Брань для фортепиано с оркестром
Сергей Шнуров – главный «культурный матерщинник страны. |
Этой же причиной можно объяснить любовь к ненормативной лексике современных рок-музыкантов. Классикой матерного рока последнего десятилетия стала, конечно же, группа «Ленинград». Добрая половина страны сражалась в дискуссиях на тему секрета успеха творений Сергея Шнурова: одни полагали, что Шнур своими альбомами просто-напросто сделал себе дешевый пиар, другие же склонялись к тому, что сработала старая как мир формула «Все гениальное просто». Последних набралось так много, что местные власти в некоторых регионах страны (и прежде всего в Москве) отдали негласное распоряжение не пускать группу на большие площадки.

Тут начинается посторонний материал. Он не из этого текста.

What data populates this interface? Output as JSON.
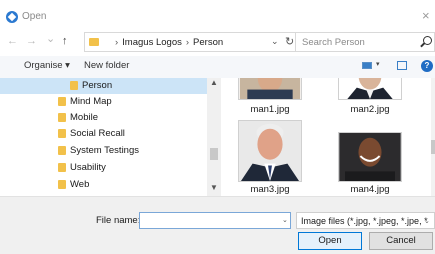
{
  "window": {
    "title": "Open",
    "close_glyph": "×"
  },
  "navigation": {
    "back_glyph": "←",
    "forward_glyph": "→",
    "recent_glyph": "⌄",
    "up_glyph": "↑",
    "breadcrumb": [
      "Imagus Logos",
      "Person"
    ],
    "separator": "›",
    "address_dropdown_glyph": "⌄",
    "refresh_glyph": "↻"
  },
  "search": {
    "placeholder": "Search Person"
  },
  "toolbar": {
    "organise_label": "Organise ▾",
    "new_folder_label": "New folder",
    "view_dropdown_glyph": "▾",
    "help_glyph": "?"
  },
  "tree": {
    "items": [
      {
        "label": "Person",
        "selected": true
      },
      {
        "label": "Mind Map",
        "selected": false
      },
      {
        "label": "Mobile",
        "selected": false
      },
      {
        "label": "Social Recall",
        "selected": false
      },
      {
        "label": "System Testings",
        "selected": false
      },
      {
        "label": "Usability",
        "selected": false
      },
      {
        "label": "Web",
        "selected": false
      }
    ],
    "scroll_up_glyph": "▲",
    "scroll_down_glyph": "▼"
  },
  "files": [
    {
      "name": "man1.jpg",
      "photo_bg": "#c7b59f",
      "tone": "#d8a98a"
    },
    {
      "name": "man2.jpg",
      "photo_bg": "#ffffff",
      "tone": "#d9b49a"
    },
    {
      "name": "man3.jpg",
      "photo_bg": "#e9e9e9",
      "tone": "#e0a288"
    },
    {
      "name": "man4.jpg",
      "photo_bg": "#2c2b2d",
      "tone": "#7a4a30"
    }
  ],
  "footer": {
    "file_name_label": "File name:",
    "file_name_value": "",
    "file_name_dropdown_glyph": "⌄",
    "filter_label": "Image files (*.jpg, *.jpeg, *.jpe, *",
    "filter_dropdown_glyph": "⌄",
    "open_label": "Open",
    "cancel_label": "Cancel"
  },
  "colors": {
    "selected_row": "#cce4f7",
    "accent": "#0078d7",
    "folder": "#f2c14a"
  }
}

Шнур со своим отношением к мату всегда ходил по лезвию ножа, но никогда по этому поводу «не парился» и при первой возможности шел на провокацию, которая, впрочем, для него была просто «приколом». В тот год, когда фестиваль «Нашествие» выгнали из Раменского и он проходил в прямом радиоэфире, группа «Ленинград» была одним из хедлайнеров. Радийщики, досконально знающие репертуар коллектива, сидели на звукорежиссерском пульте в нервном напряжении. В ту секунду, когда Шнуров должен был спеть слово из трех букв, прозвучал знакомый всем звук «пи», однако, предвидя это, секундой ранее музыкант остановил свою нетленную песню и, ехидно поинтересовавшись, «Ну что, пропикали уже, да?», заявил: «А я вас обману!» И к ужасу радиоменеджеров, продолжил исполнение безо всяких купюр. Успокаивал музыканта лично генеральный директор станции: за такие шутки в прямом эфире запросто могут лишить лицензии на вещание.

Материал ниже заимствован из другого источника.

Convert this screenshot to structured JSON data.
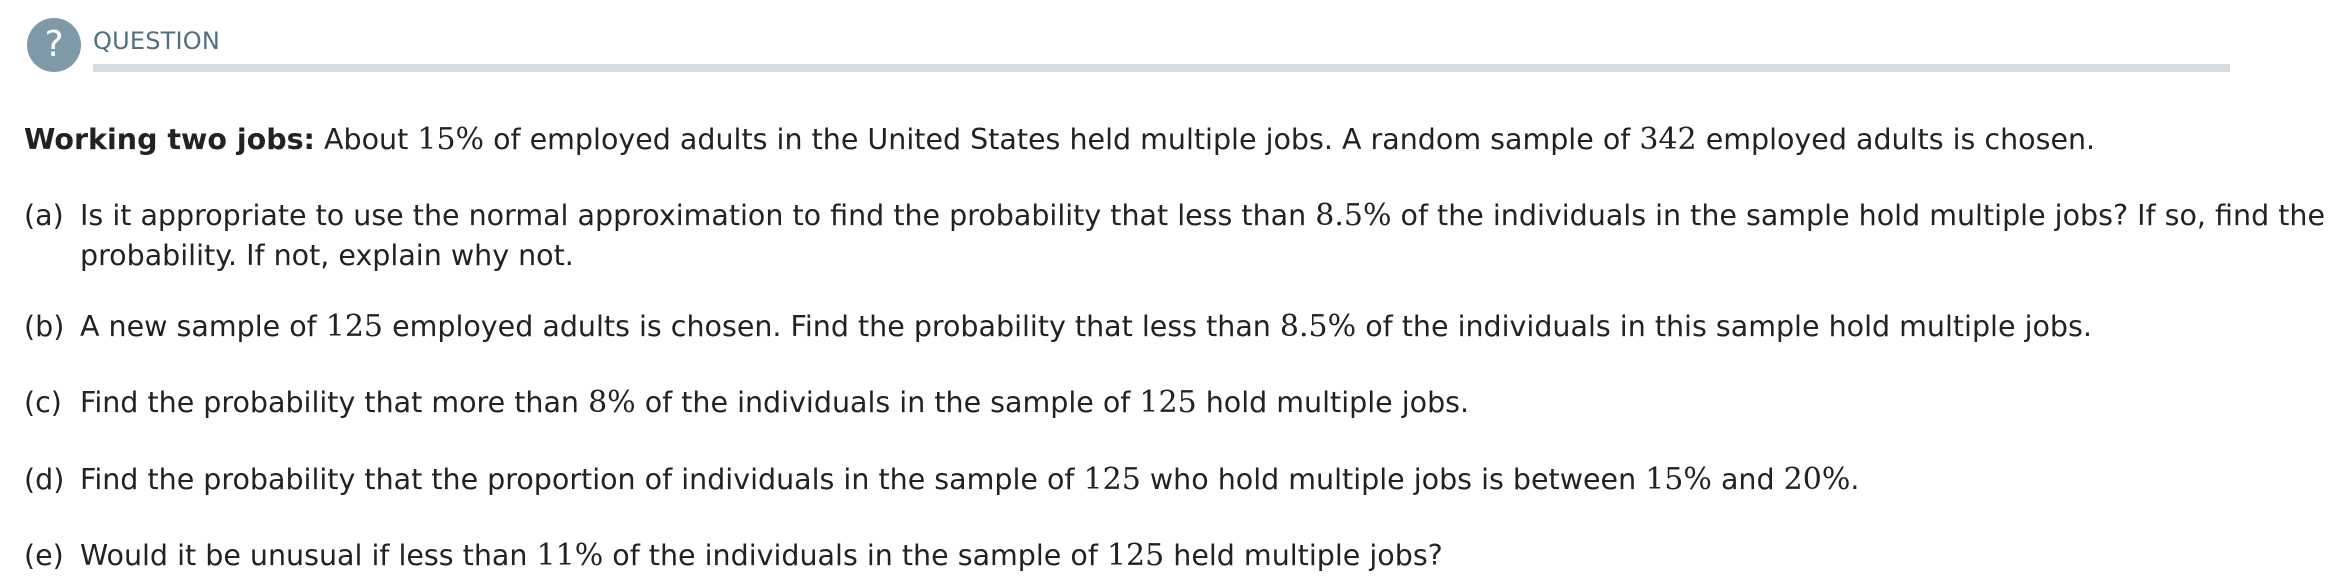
{
  "header": {
    "icon_glyph": "?",
    "icon_name": "question-icon",
    "title": "QUESTION",
    "accent_color": "#7e9aa8",
    "rule_color": "#d3dde2"
  },
  "problem": {
    "lead": "Working two jobs:",
    "intro": {
      "t1": "About",
      "n1": "15%",
      "t2": "of employed adults in the United States held multiple jobs. A random sample of",
      "n2": "342",
      "t3": "employed adults is chosen."
    },
    "parts": [
      {
        "label": "(a)",
        "t1": "Is it appropriate to use the normal approximation to find the probability that less than",
        "n1": "8.5%",
        "t2": "of the individuals in the sample hold multiple jobs? If so, find the",
        "t3": "probability. If not, explain why not."
      },
      {
        "label": "(b)",
        "t1": "A new sample of",
        "n1": "125",
        "t2": "employed adults is chosen. Find the probability that less than",
        "n2": "8.5%",
        "t3": "of the individuals in this sample hold multiple jobs."
      },
      {
        "label": "(c)",
        "t1": "Find the probability that more than",
        "n1": "8%",
        "t2": "of the individuals in the sample of",
        "n2": "125",
        "t3": "hold multiple jobs."
      },
      {
        "label": "(d)",
        "t1": "Find the probability that the proportion of individuals in the sample of",
        "n1": "125",
        "t2": "who hold multiple jobs is between",
        "n2": "15%",
        "t3": "and",
        "n3": "20%",
        "t4": "."
      },
      {
        "label": "(e)",
        "t1": "Would it be unusual if less than",
        "n1": "11%",
        "t2": "of the individuals in the sample of",
        "n2": "125",
        "t3": "held multiple jobs?"
      }
    ]
  }
}
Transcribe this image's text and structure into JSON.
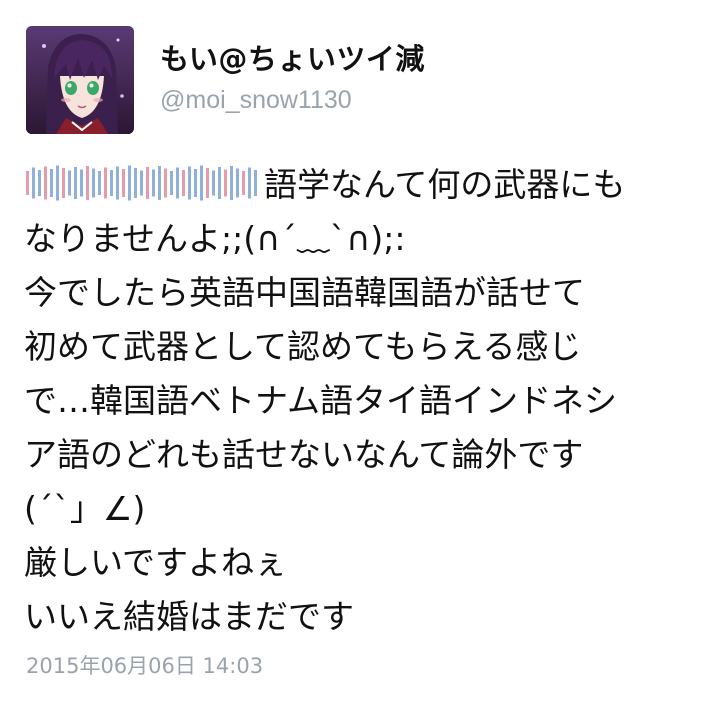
{
  "user": {
    "display_name": "もい@ちょいツイ減",
    "handle": "@moi_snow1130",
    "avatar": "anime-girl-avatar"
  },
  "tweet": {
    "line1_tail": "語学なんて何の武器にも",
    "lines": [
      "なりませんよ;;(∩´﹏`∩);:",
      "今でしたら英語中国語韓国語が話せて",
      "初めて武器として認めてもらえる感じ",
      "で…韓国語ベトナム語タイ語インドネシ",
      "ア語のどれも話せないなんて論外です",
      "(´`」∠)",
      "厳しいですよねぇ",
      "いいえ結婚はまだです"
    ],
    "timestamp": "2015年06月06日 14:03"
  },
  "colors": {
    "redaction_pink": "#e79aa8",
    "redaction_blue": "#8fb0dc",
    "meta_gray": "#9aa3ad"
  }
}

Шнуров благодаря своему простодушному эпатажу достиг того, чего не удалось ни Муратовой, ни Житинкину – он стал сверхпопулярной, чтобы не сказать культовой персоной (кстати, в ближайшее время готовится переквалифицироваться в телеведущие новой программы о путешествиях на НТВ). Переплюнуть, например, его песню «Шоу-бизнес» никто пока не смог.

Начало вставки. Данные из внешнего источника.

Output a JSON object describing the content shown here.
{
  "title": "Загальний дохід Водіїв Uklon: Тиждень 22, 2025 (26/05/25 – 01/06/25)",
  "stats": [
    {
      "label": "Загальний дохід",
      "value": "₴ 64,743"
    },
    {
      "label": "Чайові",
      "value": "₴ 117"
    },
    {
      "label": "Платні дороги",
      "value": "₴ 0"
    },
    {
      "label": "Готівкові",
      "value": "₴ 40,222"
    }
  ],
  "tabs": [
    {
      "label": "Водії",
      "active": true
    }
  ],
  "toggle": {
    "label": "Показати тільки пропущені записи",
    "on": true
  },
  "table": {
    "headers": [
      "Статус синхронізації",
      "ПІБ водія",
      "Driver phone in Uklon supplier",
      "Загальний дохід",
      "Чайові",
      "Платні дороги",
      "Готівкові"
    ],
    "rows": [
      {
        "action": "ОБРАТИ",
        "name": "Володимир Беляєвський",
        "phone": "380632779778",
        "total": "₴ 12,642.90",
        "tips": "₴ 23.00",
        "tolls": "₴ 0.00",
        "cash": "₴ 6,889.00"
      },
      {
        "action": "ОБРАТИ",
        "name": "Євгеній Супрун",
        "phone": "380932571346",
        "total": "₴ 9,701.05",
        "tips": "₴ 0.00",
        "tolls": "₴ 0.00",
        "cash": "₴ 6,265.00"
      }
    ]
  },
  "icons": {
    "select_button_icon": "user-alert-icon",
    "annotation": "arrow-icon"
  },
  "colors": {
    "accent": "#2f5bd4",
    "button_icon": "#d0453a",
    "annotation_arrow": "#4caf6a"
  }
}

В МХТ офицер минут двадцать ругается, как сапожник (спектакль «Изображая жертву»). Фото: ИТАР-ТАСС |
Однако практически каждый музыкант, претендующий на «титул» альтернативщика, старается вставить в свою песню крепкое словечко. Если оно уместно, смысл удается передать точнее, а одно- или двухсложного слова иногда как раз не хватает для полноты строчки. К примеру, у московской группы «Шашкi» есть песня о разлуке со словами «И даже, блин, прописку не предоставила». Так она звучит в «официальной» версии, на студийном альбоме. Но на концертах слово «блин», к радости публики, заменяется на более брутальный синоним, а после «прописки» следует уточнение, кем же на самом деле является девушка, не только бросившая парня, но и не предоставившая ему прописку. Этим же незамысловатым методом время от времени пользуются и более известные музыканты – к примеру, Гарик Сукачев. На концертах, где царит высокая энергетика, зачастую без умеренного мата не обойтись. Иначе теряется градус напряжения.
Для того чтобы замаскировать свои матерные словечки, но в то же время обратить на них внимание, музыканты пользуются самыми разными ухищрениями. К примеру, одна из песен Умки (голоса московской хиппи-тусовки) называется «Станция Peacedeath». Глядя на трек-лист, подвоха не замечаешь, но стоит произнести название песни вслух…
Однако апофеозом матерного творчества стало в свое время творение группы «Ногу свело!». Парни записали трехминутную песню, в которой слово из трех букв встречалось… около 50 раз! Поскольку в альбом ее включать было нельзя по моральным соображениям, хит решили издать отдельным синглом. Название песни совпадало с часто встречающимся словом, и звукозаписывающая компания наотрез отказывалась ее брать в таком виде из уважения к дистрибьюторам. Пластинку политкорректно назвали «Матная песня», но обложку оформили таким образом, что покупатель издалека видел заветное словечко (вблизи это был безобидный набор маленьких фотографий).